Next Generation Mac Pro

Yeah I agree, here is the real innovation. This will be beyond affordable but it inspires totally new designs in cooling and modding. The idea might not be absolutely brilliant, but it seems to be executed very well.
 
If it's any consolation, the Xi3 Piston <not Steambox> has a design that's not exactly dissimilar, so we know it has been done by someone <not Apple>.

Oh, I'm curious of the "thermal core" has some sort of secret sauce inside (vapor chamber?) or is just a huge chunk of aluminum. It doesn't really look like it has that much surface area.
 
If it's any consolation, the Xi3 Piston <not Steambox> has a design that's not exactly dissimilar, so we know it has been done by someone <not Apple>.

Oh, I'm curious of the "thermal core" has some sort of secret sauce inside (vapor chamber?) or is just a huge chunk of aluminum. It doesn't really look like it has that much surface area.

It's a 3sided "box" of aluminum honeycomb, from what I've seen. That gives it a huge surface area actually.

Also, it appears the cpu/gpu attach directly to the plates, instead of using heatpipes, which should make it a bit more efficient.
 
Nice design, pity about the non-standard parts used in just about everything except the DIMM slots.

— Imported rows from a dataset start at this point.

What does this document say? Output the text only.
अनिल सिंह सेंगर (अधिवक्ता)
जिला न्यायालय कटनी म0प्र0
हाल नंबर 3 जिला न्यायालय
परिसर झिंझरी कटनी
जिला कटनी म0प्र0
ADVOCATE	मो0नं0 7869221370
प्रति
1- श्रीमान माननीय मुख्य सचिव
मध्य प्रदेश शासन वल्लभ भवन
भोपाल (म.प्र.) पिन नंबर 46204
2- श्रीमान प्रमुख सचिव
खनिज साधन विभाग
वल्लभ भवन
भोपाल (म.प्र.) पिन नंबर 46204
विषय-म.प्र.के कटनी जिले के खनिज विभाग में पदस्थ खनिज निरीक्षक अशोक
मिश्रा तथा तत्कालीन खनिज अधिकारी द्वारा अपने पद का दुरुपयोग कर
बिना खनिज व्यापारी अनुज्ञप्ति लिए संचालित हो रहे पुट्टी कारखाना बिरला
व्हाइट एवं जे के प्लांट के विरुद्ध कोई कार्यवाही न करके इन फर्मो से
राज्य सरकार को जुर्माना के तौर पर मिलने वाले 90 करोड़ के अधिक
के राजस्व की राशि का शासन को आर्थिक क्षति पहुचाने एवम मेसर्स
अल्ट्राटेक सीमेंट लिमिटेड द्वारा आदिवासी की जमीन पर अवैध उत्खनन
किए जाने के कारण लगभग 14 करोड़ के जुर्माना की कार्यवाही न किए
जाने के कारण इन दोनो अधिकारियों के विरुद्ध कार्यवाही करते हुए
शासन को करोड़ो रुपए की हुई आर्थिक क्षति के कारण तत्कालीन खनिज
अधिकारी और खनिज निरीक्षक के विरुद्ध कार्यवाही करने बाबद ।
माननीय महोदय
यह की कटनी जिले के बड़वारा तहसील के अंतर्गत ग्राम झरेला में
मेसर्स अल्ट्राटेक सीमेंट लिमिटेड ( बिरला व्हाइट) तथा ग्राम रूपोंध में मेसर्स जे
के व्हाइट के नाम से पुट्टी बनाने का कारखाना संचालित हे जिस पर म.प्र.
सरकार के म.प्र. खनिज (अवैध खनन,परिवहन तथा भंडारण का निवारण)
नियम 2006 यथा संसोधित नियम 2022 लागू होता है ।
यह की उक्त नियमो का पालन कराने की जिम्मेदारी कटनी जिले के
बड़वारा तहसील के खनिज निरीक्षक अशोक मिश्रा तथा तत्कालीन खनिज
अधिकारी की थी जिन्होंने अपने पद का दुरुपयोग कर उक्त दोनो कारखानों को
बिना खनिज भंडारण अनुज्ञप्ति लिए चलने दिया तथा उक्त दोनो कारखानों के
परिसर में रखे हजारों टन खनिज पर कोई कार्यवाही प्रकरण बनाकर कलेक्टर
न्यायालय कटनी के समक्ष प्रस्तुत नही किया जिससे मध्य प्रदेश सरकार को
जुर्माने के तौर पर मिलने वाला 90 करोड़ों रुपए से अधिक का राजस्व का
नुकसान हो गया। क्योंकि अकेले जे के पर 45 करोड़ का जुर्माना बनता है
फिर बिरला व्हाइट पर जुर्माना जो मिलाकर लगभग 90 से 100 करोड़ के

Worst culprit is the proprietary SSD.
 
Nice design, pity about the non-standard parts used in just about everything except the DIMM slots. Worst culprit is the proprietary SSD.

That actually looks like a standard NGFF.M2 SSD, they'll probably start to hit retail channels over the next 6 months or so as mSATA gets phased out in enthusiast builds.
 
http://www.apple.com/support/bootcamp/

It was already possible 7 years ago. But you don't want to play games on workstation-class GPU's, it's just a waste of money.

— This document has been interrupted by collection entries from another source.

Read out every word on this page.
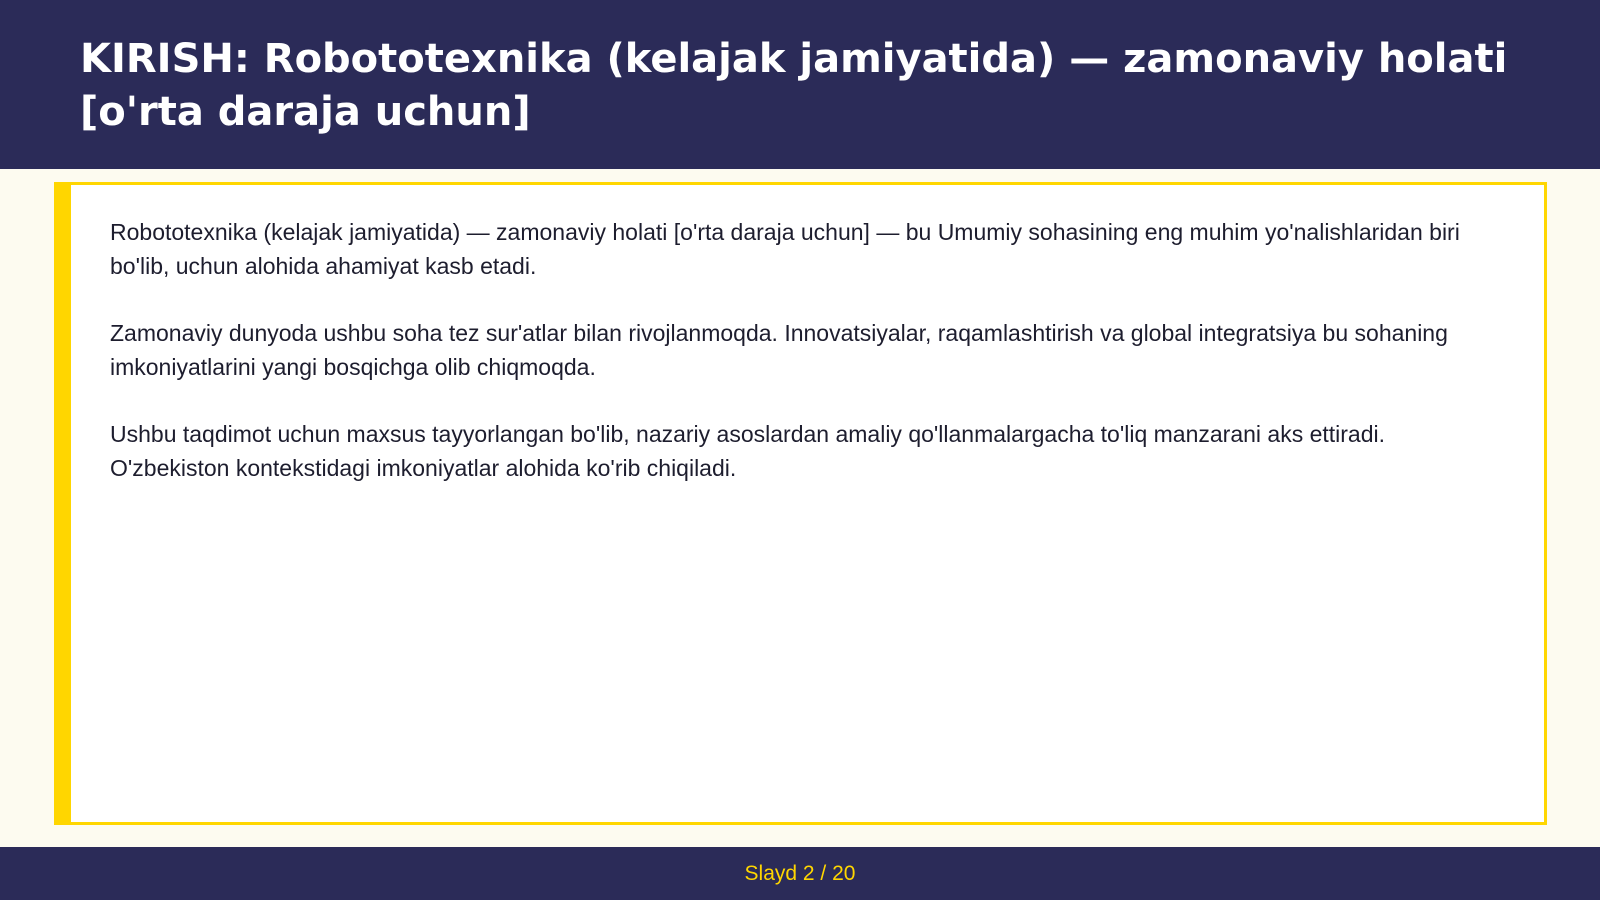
KIRISH: Robototexnika (kelajak jamiyatida) — zamonaviy holati [o'rta daraja uchun]

Robototexnika (kelajak jamiyatida) — zamonaviy holati [o'rta daraja uchun] — bu Umumiy sohasining eng muhim yo'nalishlaridan biri bo'lib, uchun alohida ahamiyat kasb etadi.

Zamonaviy dunyoda ushbu soha tez sur'atlar bilan rivojlanmoqda. Innovatsiyalar, raqamlashtirish va global integratsiya bu sohaning imkoniyatlarini yangi bosqichga olib chiqmoqda.

Ushbu taqdimot uchun maxsus tayyorlangan bo'lib, nazariy asoslardan amaliy qo'llanmalargacha to'liq manzarani aks ettiradi. O'zbekiston kontekstidagi imkoniyatlar alohida ko'rib chiqiladi.

Slayd 2 / 20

That actually looks like a standard NGFF.M2 SSD, they'll probably start to hit retail channels over the next 6 months or so as mSATA gets phased out in enthusiast builds.
I thought so too, but it isn't:

mac_pro_2013_storage-580x460.png


plextorcesngffandmsata.png


It's also not mSATA:

26b.jpg
 
If it's any consolation, the Xi3 Piston <not Steambox> has a design that's not exactly dissimilar, so we know it has been done by someone <not Apple>.

Agreed. The first thing I thought of when this was revealed was the old Mac Cube.

g4_cube_front.jpg


Then I thought of the Xi3. Here it is opened up, to see the one big fan at one end.
xi3_valve_steam_piston_1.jpg



I'd like to see more flow through designs like this. It really seems to be the way to go for Thermal efficiency with a low noise profile.
 
I thought so too, but it isn't

Dang... well, I had hoped that Apple may have kept at least one standard... oh well (I take that back, the ram looks standard... whoop-de-doo, right? :p)
 
If anything, it should inspire people to build projects like this.
 
I think it's safe to admit that the design is PERFECT. A workstation at 5.5L!!!!!!!!!!!!!!!!!!!!!!!!!!!!!!!!!!!!!!!! And a very pretty one at that, too.
 
If anything, it should inspire people to build projects like this.
I doubt many of us could split a mitx into two or three parts.

Like I said before, I've thought about using a pcie flexible riser and forming a triangular prism with mobo, gpu, psu with a large fan on the bottom. But in the end, I found that the best use of space is a sandwich. The new evga ITX case now gave me another idea, the 1u psu would probably be better for the sandwich.

But the best would be if the NUC has Thunderbolt 3 (that's as fast as pcie 3.0 x16) or if the NUC could accommodate a pcie x16 slot.
 
I doubt many of us could split a mitx into two or three parts.
I don't think we need to pretend we could ever reach 5.5L with retail parts to reach a 12-core Xeon system with 4 slots of RAM and 2 workstation-class GPU's. Take a look at the crowdsourced M1 and the M3A2 cases in this subforum and you'll see this just won't happen. What we can do is take the principles from the Mac Pro and apply them to retail hardware, resulting in a larger volume but similar design.

It's possible, but not 1:1 as almost everything on this Mac Pro is custom. I am very interested to see the first teardown, I'm curious about the heatsink and the PSU.